Les difficultés des entreprises françaises ne faiblissent pas. Selon le dernier baromètre publié par Altares, 17 486 procédures collectives ont été ouvertes au deuxième trimestre 2026, soit une hausse de 5,4 % sur un an. Depuis le début de l'année, 37 700 entreprises ont fait défaut, près de 1 500 de plus qu'au premier semestre 2025. Malgré un léger ralentissement de la progression, le niveau des défaillances demeure près de 40 % supérieur à celui observé avant la crise sanitaire.
L'Occitanie n'échappe pas à cette tendance. La région enregistre une hausse de 6,8 % des défaillances, supérieure à la moyenne nationale, avec des tensions particulièrement marquées dans plusieurs départements.
Dans le Gard, davantage de créations… mais surtout des entrepreneurs individuels
Au tribunal de commerce de Nîmes, les statistiques du premier semestre 2026 dressent un tableau contrasté. Les immatriculations progressent de 7 % avec 4 059 nouvelles entreprises, mais cette dynamique cache une réalité plus nuancée. Près de la moitié des créations (45 %) concernent des entrepreneurs individuels, dont le nombre bondit de 18,5 % en un an.

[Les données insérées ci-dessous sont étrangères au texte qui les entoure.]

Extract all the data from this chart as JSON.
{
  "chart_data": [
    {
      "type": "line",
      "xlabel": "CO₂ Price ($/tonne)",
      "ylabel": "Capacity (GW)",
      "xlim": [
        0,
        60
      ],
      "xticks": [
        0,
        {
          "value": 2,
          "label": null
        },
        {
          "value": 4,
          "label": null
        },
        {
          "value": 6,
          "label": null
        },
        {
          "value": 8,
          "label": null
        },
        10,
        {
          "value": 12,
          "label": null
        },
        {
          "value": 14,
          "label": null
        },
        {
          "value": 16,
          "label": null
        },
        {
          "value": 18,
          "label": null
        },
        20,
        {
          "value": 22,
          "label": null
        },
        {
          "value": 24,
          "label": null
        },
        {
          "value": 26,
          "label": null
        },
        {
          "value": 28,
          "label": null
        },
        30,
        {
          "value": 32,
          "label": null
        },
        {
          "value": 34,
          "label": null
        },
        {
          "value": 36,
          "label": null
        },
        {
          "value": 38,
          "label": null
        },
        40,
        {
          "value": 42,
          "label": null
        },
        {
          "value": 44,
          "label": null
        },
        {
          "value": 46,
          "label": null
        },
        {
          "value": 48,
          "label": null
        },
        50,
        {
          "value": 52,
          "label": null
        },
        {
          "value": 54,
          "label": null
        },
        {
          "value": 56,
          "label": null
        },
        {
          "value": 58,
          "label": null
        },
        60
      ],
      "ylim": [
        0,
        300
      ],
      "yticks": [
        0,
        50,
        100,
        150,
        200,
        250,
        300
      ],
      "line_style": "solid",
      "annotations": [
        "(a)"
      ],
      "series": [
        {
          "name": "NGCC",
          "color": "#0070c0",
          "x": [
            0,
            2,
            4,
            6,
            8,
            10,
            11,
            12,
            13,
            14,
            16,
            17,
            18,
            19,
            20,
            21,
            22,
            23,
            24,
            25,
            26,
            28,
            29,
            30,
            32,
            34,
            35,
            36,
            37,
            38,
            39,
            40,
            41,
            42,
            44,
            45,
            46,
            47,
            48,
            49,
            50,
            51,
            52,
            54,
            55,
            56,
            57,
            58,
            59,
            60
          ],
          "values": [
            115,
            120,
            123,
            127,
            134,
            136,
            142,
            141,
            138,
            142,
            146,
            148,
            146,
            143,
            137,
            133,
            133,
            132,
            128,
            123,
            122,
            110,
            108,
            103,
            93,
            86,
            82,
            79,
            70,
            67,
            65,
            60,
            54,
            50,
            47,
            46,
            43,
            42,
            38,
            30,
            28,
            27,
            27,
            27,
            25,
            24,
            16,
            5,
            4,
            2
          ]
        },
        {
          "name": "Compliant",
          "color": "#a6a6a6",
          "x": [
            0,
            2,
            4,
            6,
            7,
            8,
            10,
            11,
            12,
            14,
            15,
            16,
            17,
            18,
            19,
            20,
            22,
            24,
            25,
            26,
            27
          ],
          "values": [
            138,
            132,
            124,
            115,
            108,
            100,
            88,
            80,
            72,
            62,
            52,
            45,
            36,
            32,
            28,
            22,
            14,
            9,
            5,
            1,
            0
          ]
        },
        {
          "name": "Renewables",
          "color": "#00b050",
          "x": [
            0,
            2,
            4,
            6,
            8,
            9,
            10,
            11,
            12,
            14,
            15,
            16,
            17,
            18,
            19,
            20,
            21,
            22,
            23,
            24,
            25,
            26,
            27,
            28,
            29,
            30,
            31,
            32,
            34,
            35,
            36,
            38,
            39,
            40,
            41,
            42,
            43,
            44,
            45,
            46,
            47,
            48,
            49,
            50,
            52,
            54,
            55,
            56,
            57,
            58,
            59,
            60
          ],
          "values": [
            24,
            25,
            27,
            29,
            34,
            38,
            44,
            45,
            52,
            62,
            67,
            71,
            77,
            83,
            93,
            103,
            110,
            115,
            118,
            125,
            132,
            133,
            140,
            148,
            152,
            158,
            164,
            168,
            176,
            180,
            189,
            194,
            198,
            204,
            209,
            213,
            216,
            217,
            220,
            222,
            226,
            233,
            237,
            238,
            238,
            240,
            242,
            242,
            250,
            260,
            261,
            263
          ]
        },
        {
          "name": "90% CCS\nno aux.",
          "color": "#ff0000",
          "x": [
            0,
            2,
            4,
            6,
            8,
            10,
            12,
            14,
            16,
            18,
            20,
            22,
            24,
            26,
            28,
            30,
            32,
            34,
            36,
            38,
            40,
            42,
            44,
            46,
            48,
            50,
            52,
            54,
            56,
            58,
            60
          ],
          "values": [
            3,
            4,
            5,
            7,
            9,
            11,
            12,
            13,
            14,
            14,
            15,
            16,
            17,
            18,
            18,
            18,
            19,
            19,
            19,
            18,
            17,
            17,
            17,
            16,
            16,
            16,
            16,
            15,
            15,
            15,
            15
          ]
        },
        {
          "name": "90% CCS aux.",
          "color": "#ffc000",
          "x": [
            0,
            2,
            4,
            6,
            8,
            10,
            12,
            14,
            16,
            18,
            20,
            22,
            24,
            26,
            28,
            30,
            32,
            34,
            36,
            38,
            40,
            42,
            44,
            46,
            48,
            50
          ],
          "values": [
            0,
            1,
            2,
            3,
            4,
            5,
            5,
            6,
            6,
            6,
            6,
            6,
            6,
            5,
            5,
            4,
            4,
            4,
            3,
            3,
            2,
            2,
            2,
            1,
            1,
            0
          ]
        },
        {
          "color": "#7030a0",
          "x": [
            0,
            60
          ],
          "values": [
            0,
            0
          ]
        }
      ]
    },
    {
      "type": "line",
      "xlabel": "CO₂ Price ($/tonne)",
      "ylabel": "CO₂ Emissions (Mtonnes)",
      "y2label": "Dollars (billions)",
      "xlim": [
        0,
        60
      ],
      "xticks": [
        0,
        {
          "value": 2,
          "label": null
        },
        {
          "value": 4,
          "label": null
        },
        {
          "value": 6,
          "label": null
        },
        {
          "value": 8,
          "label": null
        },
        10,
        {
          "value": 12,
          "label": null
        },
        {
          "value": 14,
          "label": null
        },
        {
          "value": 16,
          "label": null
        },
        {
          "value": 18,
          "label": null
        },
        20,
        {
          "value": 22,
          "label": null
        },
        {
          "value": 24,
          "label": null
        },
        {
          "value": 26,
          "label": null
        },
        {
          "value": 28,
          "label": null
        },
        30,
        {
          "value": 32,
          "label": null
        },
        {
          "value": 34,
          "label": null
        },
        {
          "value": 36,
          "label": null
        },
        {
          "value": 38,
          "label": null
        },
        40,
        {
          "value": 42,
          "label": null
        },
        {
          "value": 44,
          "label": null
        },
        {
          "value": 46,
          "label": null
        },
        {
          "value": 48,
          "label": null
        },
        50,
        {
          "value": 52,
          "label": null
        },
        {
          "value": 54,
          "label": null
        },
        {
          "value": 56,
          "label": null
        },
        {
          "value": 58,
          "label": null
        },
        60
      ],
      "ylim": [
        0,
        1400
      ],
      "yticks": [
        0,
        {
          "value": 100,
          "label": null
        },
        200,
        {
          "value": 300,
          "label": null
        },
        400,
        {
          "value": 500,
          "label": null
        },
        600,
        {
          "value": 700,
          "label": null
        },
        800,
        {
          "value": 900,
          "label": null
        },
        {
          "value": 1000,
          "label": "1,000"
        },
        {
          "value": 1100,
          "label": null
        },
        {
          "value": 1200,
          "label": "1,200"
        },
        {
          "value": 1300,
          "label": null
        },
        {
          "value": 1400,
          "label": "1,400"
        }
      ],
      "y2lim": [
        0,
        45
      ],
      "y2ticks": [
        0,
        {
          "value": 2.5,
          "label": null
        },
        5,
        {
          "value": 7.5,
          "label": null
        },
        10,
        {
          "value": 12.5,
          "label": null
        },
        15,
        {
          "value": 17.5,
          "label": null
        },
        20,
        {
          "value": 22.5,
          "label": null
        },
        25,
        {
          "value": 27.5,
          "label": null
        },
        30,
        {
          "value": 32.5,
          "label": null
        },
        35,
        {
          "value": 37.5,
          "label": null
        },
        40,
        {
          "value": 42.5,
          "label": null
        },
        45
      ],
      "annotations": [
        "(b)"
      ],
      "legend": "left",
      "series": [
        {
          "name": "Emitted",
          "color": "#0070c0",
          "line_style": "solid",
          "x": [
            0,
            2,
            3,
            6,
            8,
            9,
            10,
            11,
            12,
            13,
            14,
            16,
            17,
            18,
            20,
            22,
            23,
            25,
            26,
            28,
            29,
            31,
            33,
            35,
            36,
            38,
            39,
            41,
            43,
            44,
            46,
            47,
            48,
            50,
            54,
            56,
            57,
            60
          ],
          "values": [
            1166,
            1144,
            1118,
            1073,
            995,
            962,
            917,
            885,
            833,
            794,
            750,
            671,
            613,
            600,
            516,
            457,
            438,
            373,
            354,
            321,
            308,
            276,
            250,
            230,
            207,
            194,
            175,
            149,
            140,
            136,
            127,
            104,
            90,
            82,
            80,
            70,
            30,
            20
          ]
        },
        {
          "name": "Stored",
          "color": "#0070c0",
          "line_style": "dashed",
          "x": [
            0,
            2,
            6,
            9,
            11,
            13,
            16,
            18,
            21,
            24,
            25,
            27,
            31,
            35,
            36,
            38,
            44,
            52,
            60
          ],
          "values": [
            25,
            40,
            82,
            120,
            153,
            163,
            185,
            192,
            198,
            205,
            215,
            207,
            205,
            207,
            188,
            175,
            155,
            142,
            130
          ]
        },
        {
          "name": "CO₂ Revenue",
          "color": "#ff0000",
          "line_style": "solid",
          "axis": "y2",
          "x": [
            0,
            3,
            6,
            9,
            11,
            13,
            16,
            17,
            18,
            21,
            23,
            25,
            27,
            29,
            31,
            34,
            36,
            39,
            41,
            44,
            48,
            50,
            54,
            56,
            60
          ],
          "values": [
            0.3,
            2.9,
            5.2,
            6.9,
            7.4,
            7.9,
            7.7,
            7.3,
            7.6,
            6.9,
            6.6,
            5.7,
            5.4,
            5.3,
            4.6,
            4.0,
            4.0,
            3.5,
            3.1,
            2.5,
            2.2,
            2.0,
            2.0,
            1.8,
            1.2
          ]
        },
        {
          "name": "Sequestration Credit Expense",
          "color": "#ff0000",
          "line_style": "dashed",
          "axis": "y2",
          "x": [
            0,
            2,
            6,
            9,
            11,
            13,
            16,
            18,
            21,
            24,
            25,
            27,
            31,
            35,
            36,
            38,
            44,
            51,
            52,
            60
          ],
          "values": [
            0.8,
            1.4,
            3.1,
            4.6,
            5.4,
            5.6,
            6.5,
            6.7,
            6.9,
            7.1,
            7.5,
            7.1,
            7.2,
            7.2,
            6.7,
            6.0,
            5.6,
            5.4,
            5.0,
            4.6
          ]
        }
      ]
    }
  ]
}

Pour Maître Jean-David Vidal, greffier du tribunal de commerce de Nîmes, cette hausse ne doit pas masquer la faiblesse du tissu économique qui se crée. « Les créations d'entreprise augmentent d'environ 7 %, mais il s'agit majoritairement de très petites entreprises, sous le statut d'entrepreneur individuel. Elles génèrent peu de création de richesse et peu d'emplois. »
Les secteurs les plus dynamiques restent le commerce (826 créations), les activités immobilières (658), les professions spécialisées (398) et les transports (353). En revanche, la construction (-13,4 %) et l'hébergement-restauration (-10,7 %) enregistrent un recul des créations.
Une explosion des radiations volontaires
L'autre enseignement majeur concerne les radiations. Le greffe de Nîmes en a enregistré 3 007 au premier semestre, soit une hausse spectaculaire de 47 %. Les radiations volontaires progressent à elles seules de 70,9 %, représentant près de la moitié des cessations d'activité.
Pour Maître Jean-David Vidal, ces chiffres traduisent un profond manque de confiance chez de nombreux dirigeants. « Beaucoup d'entrepreneurs jettent l'éponge. Ils parviennent encore à payer leurs dettes, mais ils n'ont plus de visibilité ni d'espoir sur le développement ou la poursuite de leur activité. »
Les secteurs les plus concernés par ces fermetures sont le commerce, l'hébergement-restauration, les transports, la construction et l'immobilier.
Les liquidations judiciaires largement majoritaires
Le tribunal de commerce de Nîmes a ouvert 379 procédures collectives au cours des six premiers mois de l'année, soit une progression de 13,8 %. Parmi elles, 282 liquidations judiciaires (+16 %) représentent près de trois quarts des décisions, contre seulement cinq procédures de sauvegarde.
Les secteurs les plus touchés restent la construction (83 procédures), le commerce (76) et l'hébergement-restauration (67), ce dernier enregistrant une hausse de près de 56 % en un an.
Pour le greffier du tribunal de commerce, cette situation s'explique aussi par un effet de rattrapage. « D'expérience, nous restons sur un taux de défaillance relativement normal auquel s'ajoute le rattrapage de la période Covid. »
Une économie qui peine à retrouver son souffle
Au niveau national, Altares constate que les très petites entreprises et les sociétés de moins de trois ans demeurent les plus vulnérables. Les secteurs des services, de la restauration, de l'hôtellerie, de la santé ou encore de l'agriculture restent particulièrement exposés. Si le nombre d'emplois menacés recule à 58 830 salariés, les perspectives demeurent prudentes.
Thierry Millon, directeur des études d'Altares, estime que la faible croissance économique, la consommation en berne et des coûts d'exploitation toujours élevés continuent d'éroder les trésoreries des entreprises. Selon lui, 34 000 à 35 000 nouvelles procédures collectives pourraient encore être enregistrées au second semestre 2026, preuve que la sortie de crise est loin d'être achevée.